WIKIMEDIAAs anticipated, the Trump administration’s budget proposal includes substantial cuts at federal research agencies, including the US National Institutes of Health (NIH) and the Environmental Protection Agency (EPA). If approved by Congress, the budget would enact cuts of $5.8 billion at the NIH—nearly 19 percent of the agency’s current budget—and more than $2.6 billion at the EPA—around 31 percent of the agency’s current allotment.
“A $6 billion cut to the National Institutes of Health is unacceptable to the scientific community, and should be unacceptable to the American public as well,” Benjamin Corb, director of public affairs at the American Society for Biochemistry and Molecular Biology, said in a statement. “President Donald Trump’s fiscal year 2018 spending plan erases years’ worth of bipartisan support for the NIH, and the American biomedical research enterprise, which has long been the global leader for biomedical innovation. Cuts this deep threaten America’s...

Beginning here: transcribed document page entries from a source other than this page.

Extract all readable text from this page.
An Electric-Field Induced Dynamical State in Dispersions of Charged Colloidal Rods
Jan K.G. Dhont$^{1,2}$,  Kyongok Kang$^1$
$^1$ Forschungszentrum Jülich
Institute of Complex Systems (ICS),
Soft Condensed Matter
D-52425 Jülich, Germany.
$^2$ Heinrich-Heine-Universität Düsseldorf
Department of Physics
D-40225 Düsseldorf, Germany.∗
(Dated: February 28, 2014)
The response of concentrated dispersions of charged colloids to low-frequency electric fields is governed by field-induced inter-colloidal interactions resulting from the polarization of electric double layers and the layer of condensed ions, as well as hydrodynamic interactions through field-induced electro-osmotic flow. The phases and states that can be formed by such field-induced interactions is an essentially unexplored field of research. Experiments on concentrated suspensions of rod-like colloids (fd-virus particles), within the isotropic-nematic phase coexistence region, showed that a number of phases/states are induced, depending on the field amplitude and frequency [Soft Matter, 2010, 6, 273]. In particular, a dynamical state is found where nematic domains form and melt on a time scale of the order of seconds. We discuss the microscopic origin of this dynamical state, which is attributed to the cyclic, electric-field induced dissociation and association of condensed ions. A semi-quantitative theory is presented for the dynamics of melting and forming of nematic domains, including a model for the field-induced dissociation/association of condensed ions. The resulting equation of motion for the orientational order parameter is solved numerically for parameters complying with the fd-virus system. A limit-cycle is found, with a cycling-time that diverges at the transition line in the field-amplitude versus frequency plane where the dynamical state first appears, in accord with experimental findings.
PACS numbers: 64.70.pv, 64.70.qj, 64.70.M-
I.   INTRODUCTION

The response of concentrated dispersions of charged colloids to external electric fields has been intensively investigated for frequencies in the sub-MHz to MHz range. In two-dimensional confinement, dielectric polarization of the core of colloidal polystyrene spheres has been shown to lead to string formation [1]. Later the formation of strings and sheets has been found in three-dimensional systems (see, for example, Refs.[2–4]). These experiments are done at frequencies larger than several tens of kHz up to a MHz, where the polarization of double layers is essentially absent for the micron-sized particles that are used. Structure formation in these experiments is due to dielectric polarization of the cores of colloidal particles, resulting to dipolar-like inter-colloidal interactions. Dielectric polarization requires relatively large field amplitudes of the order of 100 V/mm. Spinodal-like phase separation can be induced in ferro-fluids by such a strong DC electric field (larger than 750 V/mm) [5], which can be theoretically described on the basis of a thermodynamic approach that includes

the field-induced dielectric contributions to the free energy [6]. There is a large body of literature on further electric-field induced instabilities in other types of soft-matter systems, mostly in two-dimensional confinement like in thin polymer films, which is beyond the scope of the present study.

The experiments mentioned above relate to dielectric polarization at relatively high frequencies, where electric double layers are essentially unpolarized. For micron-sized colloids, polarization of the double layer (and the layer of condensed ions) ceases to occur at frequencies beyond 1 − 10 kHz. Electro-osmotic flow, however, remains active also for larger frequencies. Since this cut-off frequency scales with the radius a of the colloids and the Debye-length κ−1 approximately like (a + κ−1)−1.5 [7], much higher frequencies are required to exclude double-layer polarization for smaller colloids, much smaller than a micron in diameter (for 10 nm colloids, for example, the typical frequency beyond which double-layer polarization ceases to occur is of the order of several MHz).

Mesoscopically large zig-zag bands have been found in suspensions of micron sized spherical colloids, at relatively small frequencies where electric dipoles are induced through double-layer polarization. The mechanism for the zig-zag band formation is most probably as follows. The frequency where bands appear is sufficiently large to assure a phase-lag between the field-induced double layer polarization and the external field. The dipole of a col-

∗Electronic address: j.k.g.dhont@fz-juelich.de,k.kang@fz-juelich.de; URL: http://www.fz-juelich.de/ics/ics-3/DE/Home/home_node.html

The US Department of Health and Human Services (HHS)—which includes the NIH, the Centers for Disease Control and Prevention (CDC), and other agencies—would see an approximate 18 percent budget cut overall. While the administration’s budget proposal does not include a figure for CDC spending, The Washington Post reported, it does include a $500 million block grant to support states’ public health responses. This funding may be a meant to replace the CDC’s existing Prevention and Public Health Fund, which would be dissolved if the Affordable Care Act is replaced.
According to Science, “There appears to be no mention . . . of the National Science Foundation (NSF)” in the administration’s plan.
Even for the agencies that are mentioned in the proposal, uncertainties remain. The administration has stated that it plans to reorganize the NIH’s institutes and centers, but, as The Washington Post reported, “[w]ith few details available in the budget outline, it is unclear what kind of reorganization the administration envisions at NIH.” The plans made public at this point include elimination of the agency’s Fogarty International Center and a move of the HHS’s Agency for Healthcare Research and Quality into the NIH, according to The Washington Post.
The EPA likely also faces reorganization. “The president wants a smaller EPA,” said Mick Mulvaney, director of the White House Office of Management and Budget (via The Washington Post). “He thinks they overreach, and the budget reflects that.”
Earlier this month, former EPA lawyer Bruce Buckheit told InsideClimateNews that the EPA was “past the point where you have fat to cut.”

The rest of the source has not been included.